No fundo, isso prova apenas que a pessoa esteve presente nesses espaços, e estar não é a mesma coisa que entender. É a mesma lógica de alguém que passa a vida inteira frequentando um hospital, conhece os corredores, o cheiro do lugar, o nome dos remédios e até a rotina da equipe, e por isso acredita que seria capaz de realizar uma cirurgia.

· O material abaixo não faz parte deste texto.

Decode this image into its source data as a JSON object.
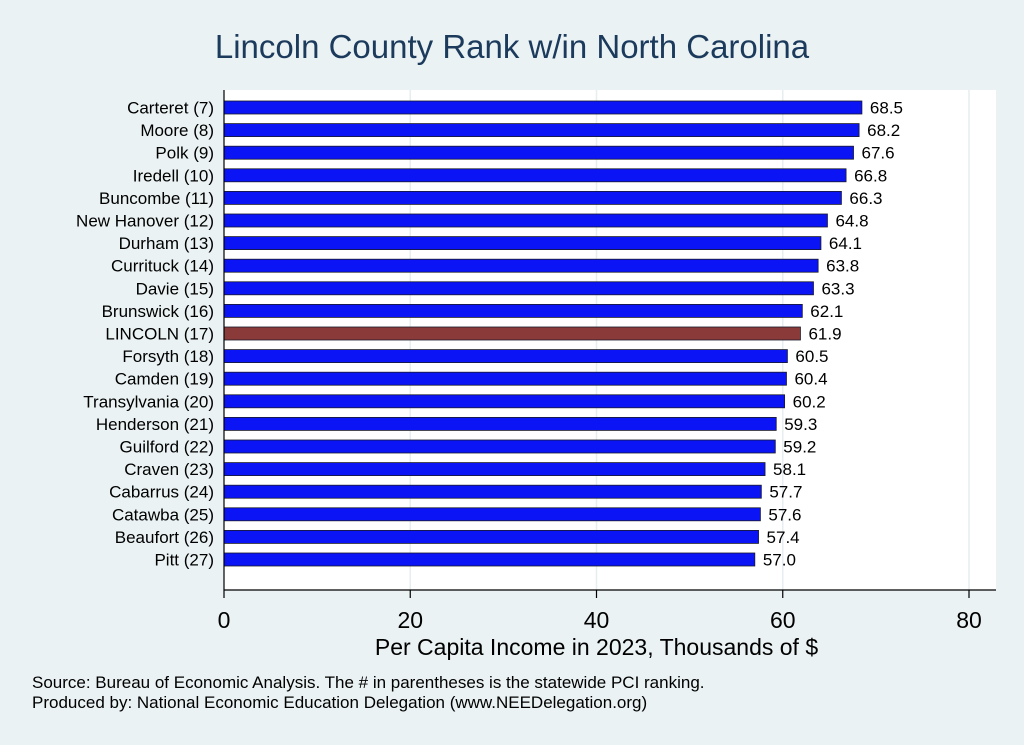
{
  "chart_data": {
    "type": "bar",
    "orientation": "horizontal",
    "title": "Lincoln County Rank w/in North Carolina",
    "xlabel": "Per Capita Income in 2023, Thousands of $",
    "xlim": [
      0,
      82
    ],
    "xticks": [
      0,
      20,
      40,
      60,
      80
    ],
    "categories": [
      "Carteret  (7)",
      "Moore  (8)",
      "Polk  (9)",
      "Iredell (10)",
      "Buncombe (11)",
      "New Hanover (12)",
      "Durham (13)",
      "Currituck (14)",
      "Davie (15)",
      "Brunswick (16)",
      "LINCOLN (17)",
      "Forsyth (18)",
      "Camden (19)",
      "Transylvania (20)",
      "Henderson (21)",
      "Guilford (22)",
      "Craven (23)",
      "Cabarrus (24)",
      "Catawba (25)",
      "Beaufort (26)",
      "Pitt (27)"
    ],
    "values": [
      68.5,
      68.2,
      67.6,
      66.8,
      66.3,
      64.8,
      64.1,
      63.8,
      63.3,
      62.1,
      61.9,
      60.5,
      60.4,
      60.2,
      59.3,
      59.2,
      58.1,
      57.7,
      57.6,
      57.4,
      57.0
    ],
    "value_labels": [
      "68.5",
      "68.2",
      "67.6",
      "66.8",
      "66.3",
      "64.8",
      "64.1",
      "63.8",
      "63.3",
      "62.1",
      "61.9",
      "60.5",
      "60.4",
      "60.2",
      "59.3",
      "59.2",
      "58.1",
      "57.7",
      "57.6",
      "57.4",
      "57.0"
    ],
    "highlight_category": "LINCOLN (17)",
    "colors": {
      "bar": "#0a14f5",
      "highlight": "#8b3a3a",
      "plot_bg": "#ffffff",
      "outer_bg": "#eaf2f3",
      "grid": "#e6eef0",
      "title": "#1b3a5c"
    },
    "grid": true
  },
  "notes": {
    "source": "Source: Bureau of Economic Analysis. The # in parentheses is the statewide PCI ranking.",
    "produced": "Produced by: National Economic Education Delegation (www.NEEDelegation.org)"
  }
}
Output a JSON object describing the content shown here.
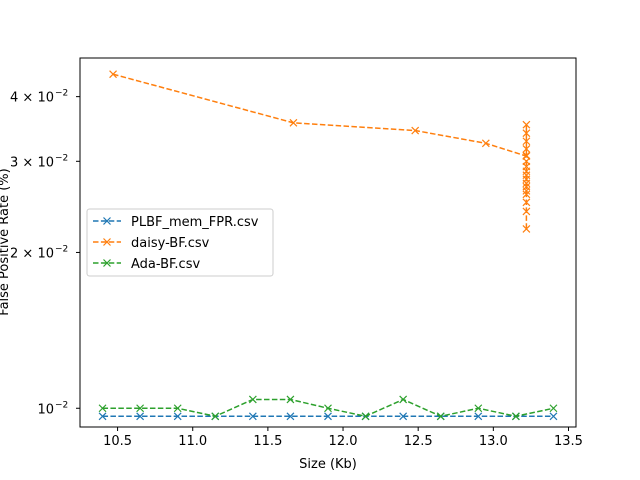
{
  "chart_data": {
    "type": "line",
    "title": "",
    "xlabel": "Size (Kb)",
    "ylabel": "False Positive Rate (%)",
    "xlim": [
      10.25,
      13.55
    ],
    "ylim": [
      0.0092,
      0.0475
    ],
    "yscale": "log",
    "grid": false,
    "legend_position": "center-left",
    "x_ticks": [
      {
        "value": 10.5,
        "label": "10.5"
      },
      {
        "value": 11.0,
        "label": "11.0"
      },
      {
        "value": 11.5,
        "label": "11.5"
      },
      {
        "value": 12.0,
        "label": "12.0"
      },
      {
        "value": 12.5,
        "label": "12.5"
      },
      {
        "value": 13.0,
        "label": "13.0"
      },
      {
        "value": 13.5,
        "label": "13.5"
      }
    ],
    "y_ticks": [
      {
        "value": 0.01,
        "label": "10",
        "exp": "−2"
      },
      {
        "value": 0.02,
        "label": "2 × 10",
        "exp": "−2"
      },
      {
        "value": 0.03,
        "label": "3 × 10",
        "exp": "−2"
      },
      {
        "value": 0.04,
        "label": "4 × 10",
        "exp": "−2"
      }
    ],
    "series": [
      {
        "name": "PLBF_mem_FPR.csv",
        "color": "#1f77b4",
        "x": [
          10.4,
          10.65,
          10.9,
          11.15,
          11.4,
          11.65,
          11.9,
          12.15,
          12.4,
          12.65,
          12.9,
          13.15,
          13.4
        ],
        "y": [
          0.00965,
          0.00965,
          0.00965,
          0.00965,
          0.00965,
          0.00965,
          0.00965,
          0.00965,
          0.00965,
          0.00965,
          0.00965,
          0.00965,
          0.00965
        ]
      },
      {
        "name": "daisy-BF.csv",
        "color": "#ff7f0e",
        "x": [
          10.47,
          11.67,
          12.48,
          12.95,
          13.22,
          13.22,
          13.22,
          13.22,
          13.22,
          13.22,
          13.22,
          13.22,
          13.22,
          13.22,
          13.22,
          13.22,
          13.22,
          13.22,
          13.22,
          13.22,
          13.22,
          13.22
        ],
        "y": [
          0.0442,
          0.0356,
          0.0344,
          0.0325,
          0.0307,
          0.0353,
          0.034,
          0.0328,
          0.0317,
          0.0308,
          0.03,
          0.0293,
          0.0287,
          0.0282,
          0.0277,
          0.0272,
          0.0268,
          0.0263,
          0.0259,
          0.025,
          0.024,
          0.0222
        ]
      },
      {
        "name": "Ada-BF.csv",
        "color": "#2ca02c",
        "x": [
          10.4,
          10.65,
          10.9,
          11.15,
          11.4,
          11.65,
          11.9,
          12.15,
          12.4,
          12.65,
          12.9,
          13.15,
          13.4
        ],
        "y": [
          0.01,
          0.01,
          0.01,
          0.00965,
          0.0104,
          0.0104,
          0.01,
          0.00965,
          0.0104,
          0.00965,
          0.01,
          0.00965,
          0.01
        ]
      }
    ]
  }
}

Familiaridade com o ambiente não é domínio da ciência. No espiritual, acontece algo muito parecido com pessoas que passaram anos dentro de grupos e nunca saíram da reprodução automática de gestos, falas e posturas, aprendendo exatamente como alguém revestido de autoridade deve parecer diante dos outros.
Hoje, com a dinâmica da internet, essa estética virou um produto extremamente fácil de vender. A pessoa aprende a montar o cenário certo, usa o vocabulário técnico, conhece os símbolos, sabe como falar e consegue performar uma profundidade que atrai olhares, seguidores e, muitas vezes, clientes. Só que, quando você observa o efeito prático disso na vida dela e na vida daqueles que cruzam o seu caminho em busca de orientação, o que sobra muitas vezes é caos, confusão e ego muito bem fantasiado de poder. Porque, se iniciação e tempo de casa, por si só, realmente significassem elevação ou competência, não existiria tanta gente iniciada fazendo estrago na própria vida e na vida alheia.
O sistema organiza, a ordem estrutura e o terreiro ensina fundamentos indispensáveis para o desenvolvimento de qualquer praticante. Tudo isso tem valor e, em muitos casos, é necessário.
Mas nada disso substitui discernimento. Nenhuma estrutura pensa por você. Nenhuma tradição garante lucidez. Nenhuma iniciação entrega maturidade pronta.
A conexão com o invisível continua sendo um processo profundamente individual. Isso significa que alguém pode passar décadas dentro de uma estrutura formal sem jamais tocar aquilo de forma consciente, assim como outra pessoa pode viver uma experiência espiritual lúcida e profunda sem nunca ter carregado a carteirinha de membro de qualquer fraternidade, ordem ou sistema.
No fim, espiritualidade exige percepção viva, disciplina interna e, acima de tudo, honestidade.
Honestidade para diferenciar uma experiência real de fantasia pessoal, projeção ou delírio de grandeza.
Honestidade para admitir a própria ignorância diante do mistério. Honestidade para não usar o peso da tradição como muleta para sustentar vaidade e autoridade performada.
O problema nunca foi a tradição em si. O problema é usá-la como argumento final para silenciar qualquer questionamento, como se pertencimento fosse sinônimo automático de profundidade.
No fim das contas, a validação de qualquer caminho não está no título, no tempo de casa ou na quantidade de iniciações, mas no trabalho interno, no estudo constante e naquilo que a pessoa realmente consegue sustentar quando não há plateia, cenário ou performance.